Lions playcalling simply baffling

Your starting QB, Matthew Stafford, has been knocked out of the game; you face a 3rd and 6 with 2 minutes remaining. The other team has no timeouts remaining.
Logic says for the Detroit Lions to call a running play, and push the clock down to about 1:15 left. Punt the ball, and the Jets, down 20-17, would probably have to start at about their 20 with about 1:08 or so left.
Nope. Thanks to the poor coaching decision by Detroit head coach Jim Schwartz, with backup quarterback, Drew Stanton, the Lions called on Stanton to throw a pass. When Stanton’s pass fell incomplete, it stopped the clock at 1:54 and gave the Jets nearly 40 extra seconds to work with.
“I was definitely shocked they threw that pass,” right tackle Damien Woody said, “and when it went incomplete I was like, ‘You just did us a big favor. Thank you very much. We’re in business.’ ”
Schwartz admitted his gaffe afterward.
“That’s my fault,” he said. “I did a poor job of communicating [to Stanton]. Looking back on it, don’t even give [Stanton] the option to pass.”
Jets QB Mark Sanchez, who threw for a career-high 336 yards on 22-of-36 passing and thrived in the two-minute offense, took advantage of the free 40 seconds, driving the Jets to Nick Folk’s 36-yard game-tying field goal as time expired in regulation.
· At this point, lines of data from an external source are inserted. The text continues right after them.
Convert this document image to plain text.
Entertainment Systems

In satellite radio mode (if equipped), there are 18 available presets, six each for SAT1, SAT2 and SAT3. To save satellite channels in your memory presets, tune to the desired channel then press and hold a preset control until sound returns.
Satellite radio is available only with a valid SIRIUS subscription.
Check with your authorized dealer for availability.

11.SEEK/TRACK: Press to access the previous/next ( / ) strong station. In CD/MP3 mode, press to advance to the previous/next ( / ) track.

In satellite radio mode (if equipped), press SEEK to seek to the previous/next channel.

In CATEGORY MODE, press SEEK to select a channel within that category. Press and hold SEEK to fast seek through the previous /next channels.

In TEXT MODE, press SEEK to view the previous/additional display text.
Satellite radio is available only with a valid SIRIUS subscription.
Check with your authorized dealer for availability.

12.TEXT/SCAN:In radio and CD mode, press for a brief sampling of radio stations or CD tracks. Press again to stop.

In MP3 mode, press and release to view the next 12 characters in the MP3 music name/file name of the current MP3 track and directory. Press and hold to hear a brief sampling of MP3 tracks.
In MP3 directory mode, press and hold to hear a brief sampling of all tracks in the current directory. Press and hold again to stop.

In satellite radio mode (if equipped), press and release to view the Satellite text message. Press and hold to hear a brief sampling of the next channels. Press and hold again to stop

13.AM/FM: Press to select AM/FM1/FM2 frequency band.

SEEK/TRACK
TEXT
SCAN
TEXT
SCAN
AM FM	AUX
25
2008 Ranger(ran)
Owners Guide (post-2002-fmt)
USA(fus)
Didn’t hurt that, on the drive, the Jets got a huge break when Lions linebacker Julian Peterson was called for a 15-yard personal-foul penalty when he hit LaDainian Tomlinson out of bounds. That put the ball on Lions’ 27-yard line with 40 seconds left and got the Jets into field-goal range.
A Nick Folk FG followed and the Jets took care of business in Overtime.
If Stanton got the first down, we would probably be calling Schwartz a genius and belicheck- like for his gutsy call, but alas, it wasn’t meant to be.